Canada’s 2021 Budget Will Be Announced April 19 as the Country Races Against Variant COVID-19 Spread

The federal government will table its first budget in more than two years on April 19, 2021.

Finance Minister Chrystia Freeland announced the hotly anticipated date for Budget 2021 in the question period on Tuesday in keeping with tradition on how budget dates are normally revealed.

The last budget was tabled on March 19, 2019.

Former finance minister Bill Morneau delayed the budget that was scheduled for March 2020 as the House of Commons shut down amid the escalating coronavirus pandemic crisis.

Since then, the federal government has rolled out hundreds of billions of dollars worth of pandemic spending on a wide range of programs including new benefit programs like the Canada Emergency Response Benefit and the Canada Recovery Benefit, as well as tax deferrals and industrial subsidies.

Estimates from Parliamentary Budget Officer Yves Giroux peg the likely deficit at $382 billion.

However, Giroux has cautioned that figure soar to $400 billion in response to changing levels of public health restrictions and the effects on jobs and businesses.

Finance Minister Freeland also mentioned the government plans to include details in the budget of plans to get women back into the workforce after the pandemic disproportionately devastated women’s involvement in the workforce as daycares and eldercare options shuttered amid the pandemic.
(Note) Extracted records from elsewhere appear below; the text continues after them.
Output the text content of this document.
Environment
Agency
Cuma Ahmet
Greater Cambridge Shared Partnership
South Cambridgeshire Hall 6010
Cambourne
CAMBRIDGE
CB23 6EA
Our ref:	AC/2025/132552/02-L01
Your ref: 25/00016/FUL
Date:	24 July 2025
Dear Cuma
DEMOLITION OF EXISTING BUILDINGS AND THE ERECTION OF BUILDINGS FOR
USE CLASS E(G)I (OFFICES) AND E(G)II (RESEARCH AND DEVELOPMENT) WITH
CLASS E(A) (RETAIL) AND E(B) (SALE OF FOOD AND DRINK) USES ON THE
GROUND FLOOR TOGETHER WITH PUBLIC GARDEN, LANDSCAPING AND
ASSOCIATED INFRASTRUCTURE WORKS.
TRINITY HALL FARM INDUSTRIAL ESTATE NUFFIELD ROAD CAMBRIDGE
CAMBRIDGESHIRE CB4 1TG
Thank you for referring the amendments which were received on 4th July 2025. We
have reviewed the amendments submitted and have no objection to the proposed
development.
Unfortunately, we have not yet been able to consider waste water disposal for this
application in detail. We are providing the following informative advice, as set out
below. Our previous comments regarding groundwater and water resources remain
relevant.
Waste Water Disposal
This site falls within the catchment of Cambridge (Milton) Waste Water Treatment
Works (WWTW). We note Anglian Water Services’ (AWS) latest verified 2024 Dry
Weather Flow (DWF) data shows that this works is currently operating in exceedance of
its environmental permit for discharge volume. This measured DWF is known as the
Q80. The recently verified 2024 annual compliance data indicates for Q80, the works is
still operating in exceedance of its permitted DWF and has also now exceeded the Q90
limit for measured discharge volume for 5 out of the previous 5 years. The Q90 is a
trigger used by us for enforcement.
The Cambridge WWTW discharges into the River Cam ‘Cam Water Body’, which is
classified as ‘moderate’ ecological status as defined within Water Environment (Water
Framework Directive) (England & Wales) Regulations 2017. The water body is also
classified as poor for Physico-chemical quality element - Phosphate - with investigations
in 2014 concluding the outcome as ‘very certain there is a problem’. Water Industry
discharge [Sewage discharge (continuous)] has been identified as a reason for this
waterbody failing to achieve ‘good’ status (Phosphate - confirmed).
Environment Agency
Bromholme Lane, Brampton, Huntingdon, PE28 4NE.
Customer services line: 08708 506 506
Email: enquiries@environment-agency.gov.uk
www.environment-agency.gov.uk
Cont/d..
She has also said the budget would include details on the pandemic recovery plans, including child care promises.

Ms. Freeland described the three-year program as costing between $70 billion and $100 billion worth of government funding to jumpstart the economic recovery from the pandemic.
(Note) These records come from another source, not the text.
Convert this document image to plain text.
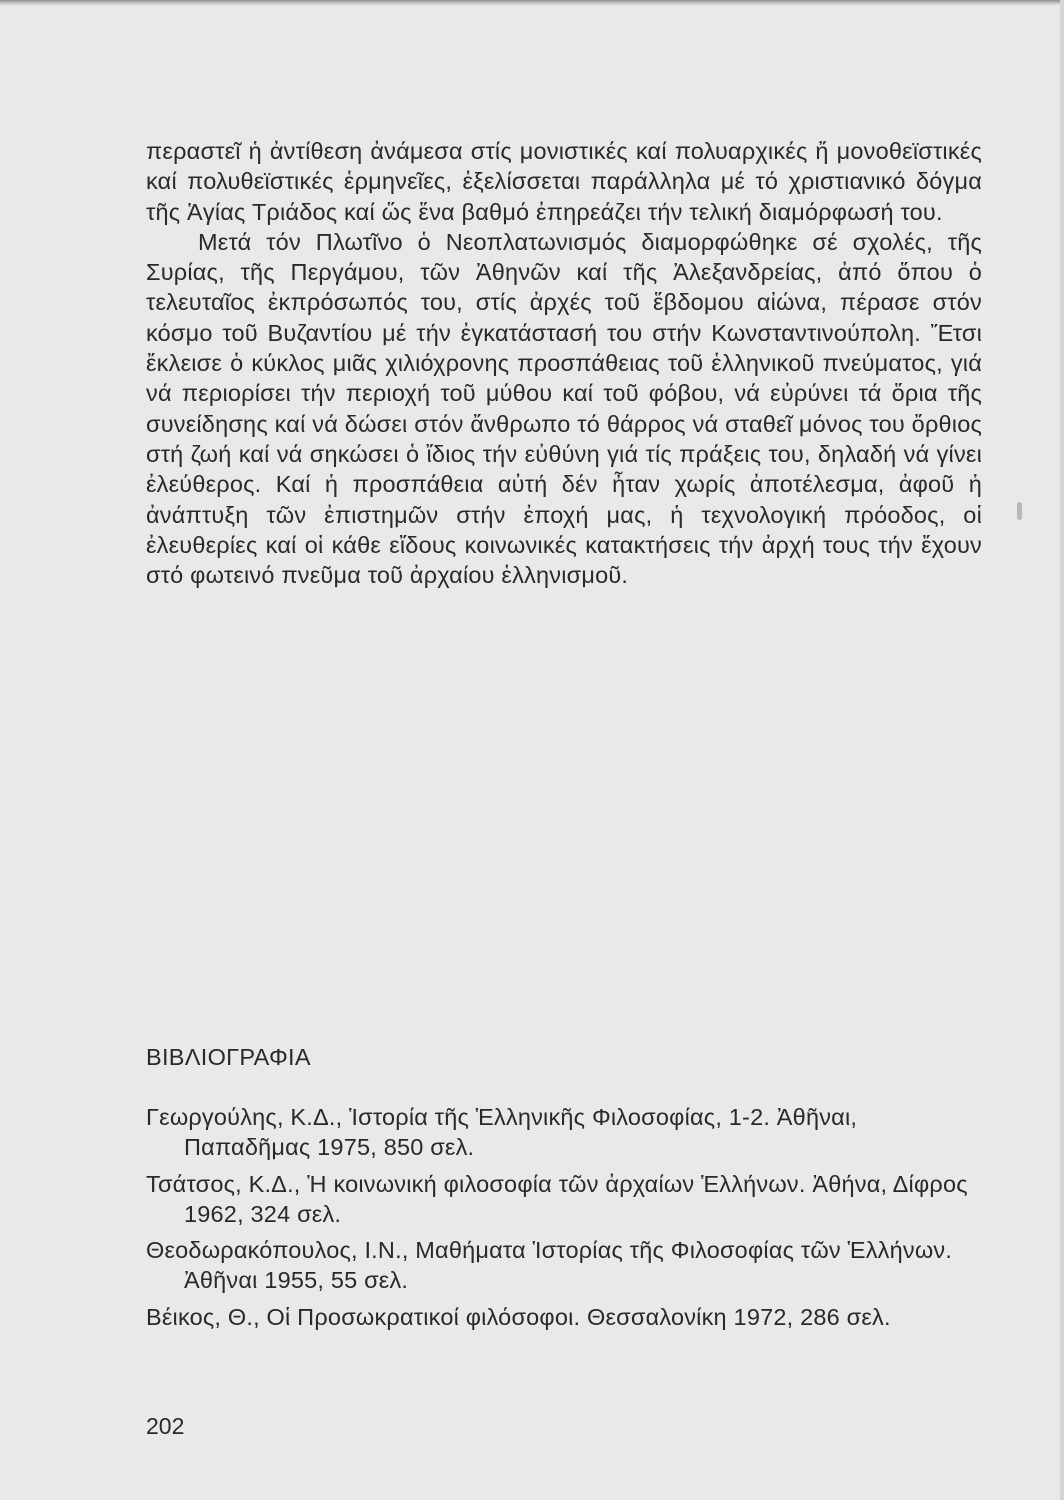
περαστεῖ ἡ ἀντίθεση ἀνάμεσα στίς μονιστικές καί πολυαρχικές ἤ μονοθεϊστικές καί πολυθεϊστικές ἑρμηνεῖες, ἐξελίσσεται παράλληλα μέ τό χριστιανικό δόγμα τῆς Ἁγίας Τριάδος καί ὥς ἕνα βαθμό ἐπηρεάζει τήν τελική διαμόρφωσή του.

Μετά τόν Πλωτῖνο ὁ Νεοπλατωνισμός διαμορφώθηκε σέ σχολές, τῆς Συρίας, τῆς Περγάμου, τῶν Ἀθηνῶν καί τῆς Ἀλεξανδρείας, ἀπό ὅπου ὁ τελευταῖος ἐκπρόσωπός του, στίς ἀρχές τοῦ ἕβδομου αἰώνα, πέρασε στόν κόσμο τοῦ Βυζαντίου μέ τήν ἐγκατάστασή του στήν Κωνσταντινούπολη. Ἔτσι ἔκλεισε ὁ κύκλος μιᾶς χιλιόχρονης προσπάθειας τοῦ ἑλληνικοῦ πνεύματος, γιά νά περιορίσει τήν περιοχή τοῦ μύθου καί τοῦ φόβου, νά εὐρύνει τά ὅρια τῆς συνείδησης καί νά δώσει στόν ἄνθρωπο τό θάρρος νά σταθεῖ μόνος του ὄρθιος στή ζωή καί νά σηκώσει ὁ ἴδιος τήν εὐθύνη γιά τίς πράξεις του, δηλαδή νά γίνει ἐλεύθερος. Καί ἡ προσπάθεια αὐτή δέν ἦταν χωρίς ἀποτέλεσμα, ἀφοῦ ἡ ἀνάπτυξη τῶν ἐπιστημῶν στήν ἐποχή μας, ἡ τεχνολογική πρόοδος, οἱ ἐλευθερίες καί οἱ κάθε εἴδους κοινωνικές κατακτήσεις τήν ἀρχή τους τήν ἔχουν στό φωτεινό πνεῦμα τοῦ ἀρχαίου ἑλληνισμοῦ.

ΒΙΒΛΙΟΓΡΑΦΙΑ
Γεωργούλης, Κ.Δ., Ἱστορία τῆς Ἑλληνικῆς Φιλοσοφίας, 1-2. Ἀθῆναι, Παπαδῆμας 1975, 850 σελ.
Τσάτσος, Κ.Δ., Ἡ κοινωνική φιλοσοφία τῶν ἀρχαίων Ἑλλήνων. Ἀθήνα, Δίφρος 1962, 324 σελ.
Θεοδωρακόπουλος, Ι.Ν., Μαθήματα Ἱστορίας τῆς Φιλοσοφίας τῶν Ἑλλήνων. Ἀθῆναι 1955, 55 σελ.
Βέικος, Θ., Οἱ Προσωκρατικοί φιλόσοφοι. Θεσσαλονίκη 1972, 286 σελ.

202
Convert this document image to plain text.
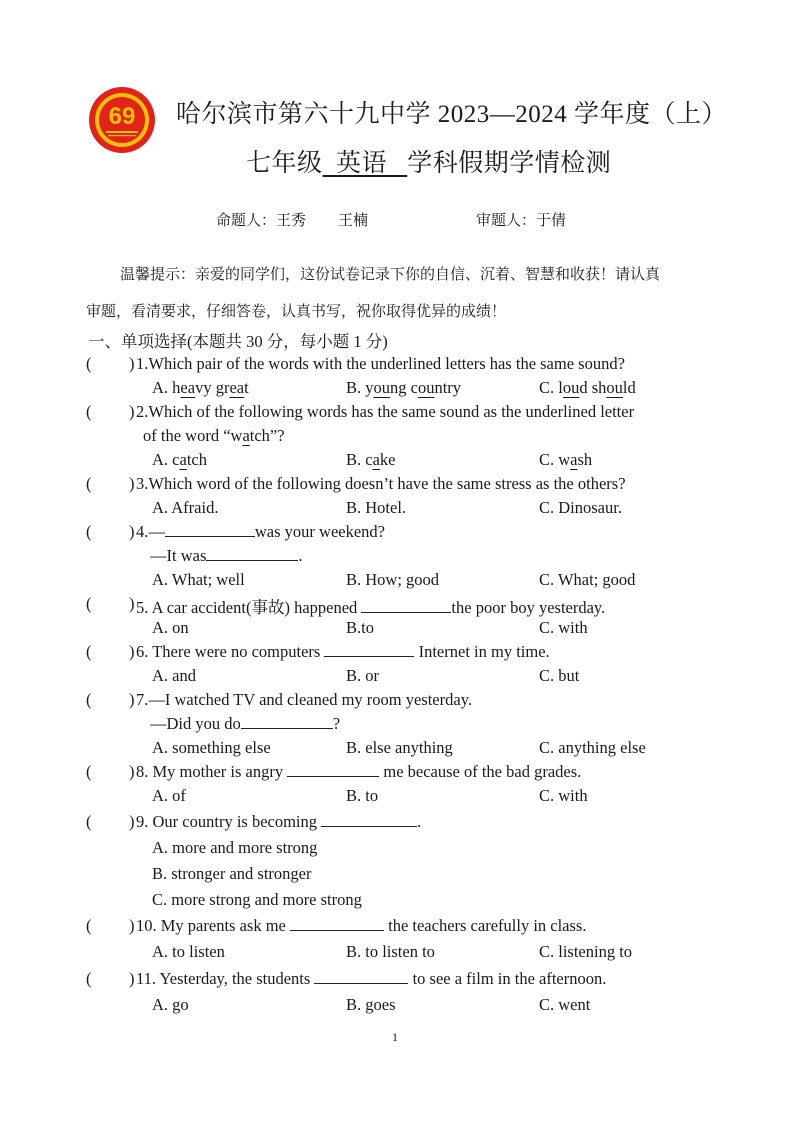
69 哈尔滨市第六十九中学 2023—2024 学年度（上）
七年级 英语 学科假期学情检测
命题人：王秀 王楠	审题人：于倩
温馨提示：亲爱的同学们，这份试卷记录下你的自信、沉着、智慧和收获！请认真
审题，看清要求，仔细答卷，认真书写，祝你取得优异的成绩！
一、单项选择(本题共 30 分，每小题 1 分)
( ) 1.Which pair of the words with the underlined letters has the same sound?
A. heavy great	B. young country	C. loud should
( ) 2.Which of the following words has the same sound as the underlined letter
of the word “watch”?
A. catch	B. cake	C. wash
( ) 3.Which word of the following doesn’t have the same stress as the others?
A. Afraid.	B. Hotel.	C. Dinosaur.
( ) 4.—	was your weekend?
—It was	.
A. What; well	B. How; good	C. What; good
( ) 5. A car accident(事故) happened	the poor boy yesterday.
A. on	B.to	C. with
( ) 6. There were no computers	Internet in my time.
A. and	B. or	C. but
( ) 7.—I watched TV and cleaned my room yesterday.
—Did you do	?
A. something else	B. else anything	C. anything else
( ) 8. My mother is angry	me because of the bad grades.
A. of	B. to	C. with
( ) 9. Our country is becoming	.
A. more and more strong
B. stronger and stronger
C. more strong and more strong
( ) 10. My parents ask me	the teachers carefully in class.
A. to listen	B. to listen to	C. listening to
( ) 11. Yesterday, the students	to see a film in the afternoon.
A. go	B. goes	C. went
1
The Finance Minister also shared an overview of the recovery program in November 2020, while presenting the fiscal snapshot of coronavirus spending, warning that the Canadian economic recovery from the pandemic will likely not begin until “deep into 2021.”

She added that the combination of extensive spending on social programs, and the economy stifled by pandemic restrictions and plans for roughly $100 billion in recovery stimulus over the next three fiscal years means the federal deficit likely won’t return to pre-pandemic levels until at least 2026.